Warning: Grief Ahead

20140208_165606Oh, you guys.  It’s been a rough few weeks.  The kind of weeks where I say, “I’ll just live with this pain for awhile and then write about it later.”  But whenever I sit down to write about it, I realize that OF COURSE the most important thing I must do AT THAT MOMENT is cut my toenails.  Or research wine clubs. Or alphabetize my books.  (Just kidding – my books are already alphabetized, of course.)  My writer’s block probably means a) it’s the end of the semester and I’ve got nothing left to give and b) the pain is too raw and I’d rather keep avoiding it, thank you very much.

Remember that great advice my chiropractor gave me a few months ago when I was coming back to work?  Be gentle with myself.  I’m channeling that during the holiday season, too, spending time “working from home,” usually sitting near the Christmas tree with a pot of tea and a warm cat or two fighting to lie across the keyboard.  But even then I’m impatient, restless, beset by anxieties old and new.  And as I wrote to a friend the other day, even though I’m much better equipped to recognize my anxieties, thanks to a lot of therapy and meditation, simply noting them doesn’t make them go away.
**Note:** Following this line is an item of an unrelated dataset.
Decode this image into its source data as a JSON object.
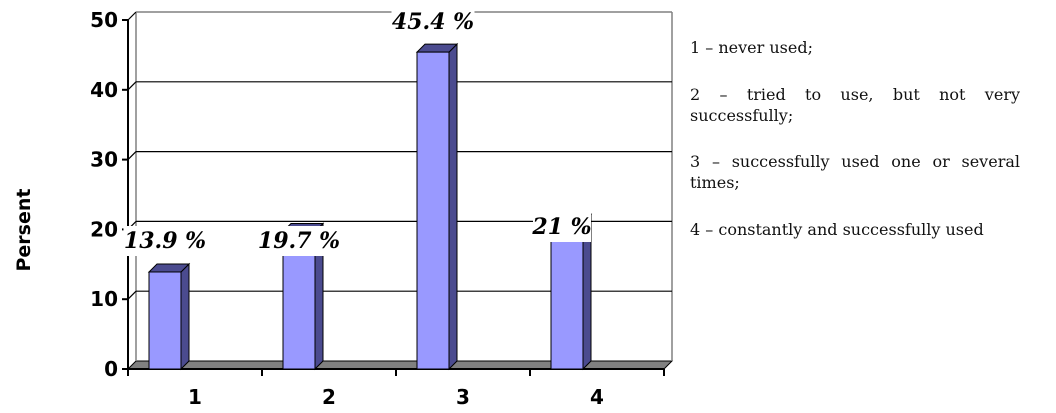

Just like noting the pain doesn’t make it go away. And oh, there’s so much.  I feel like the batting has been ripped away and I’m pressed against the cold reality of racism, bullying, greed, and disrespect.  I live in a world that says again and again that my amazing, talented, funny children are not valued.  I live with the fears that they will be gunned down for the “sin” of being Black in America. I am so choked with fear and grief that I can hardly stand it.  Seriously, how do people stand it?

There’s more.  I went to the funeral last week of a young family member and I watched her parents sob over her casket as it came to its final resting place. I cried for them. I cried for her. I cried for my own children and I wished I could create a world where every single damn person is safe.  I wished I had magical powers just for one day, and I’d go back and undo all the circumstances that led to that moment at the cemetery where we had to say goodbye.

There.  I’ve started writing about the pain.  And it doesn’t make it better or make it go away.  Our lives are such that there is always grief ahead and it rarely comes with a warning label. Maybe this is trite, but there’s no way around pain and grief.  It’s like the refrain from We’re Going on a Bear Hunt:  We can’t go over it. We can’t go under it. Oh no, we’ve got to go through it.

So I’m working my way through it, mindful of those who are going through much bigger pain than mine: the family of Michael Brown, the family of Eric Garner, the family of Tamir Rice, my aunt and uncle.

The desktop on my work computer cycles through several pictures of cemeteries. I watched the cycle the other day and found odd comfort in the images of the gravestones.  Every grave is a monument to grief, the grief of those left behind.  There’s also the grief of those in the ground, the hardships and struggles of their lives.  It reminds me of the interconnectedness of all things, that if I’m feeling grief, you’ve felt it too.  And if you’ve experienced hope and support, so have I, even if I don’t feel it yet.  Like my son said a year and a half ago when we visited a cemetery: “The dead are underneath us, holding us up.”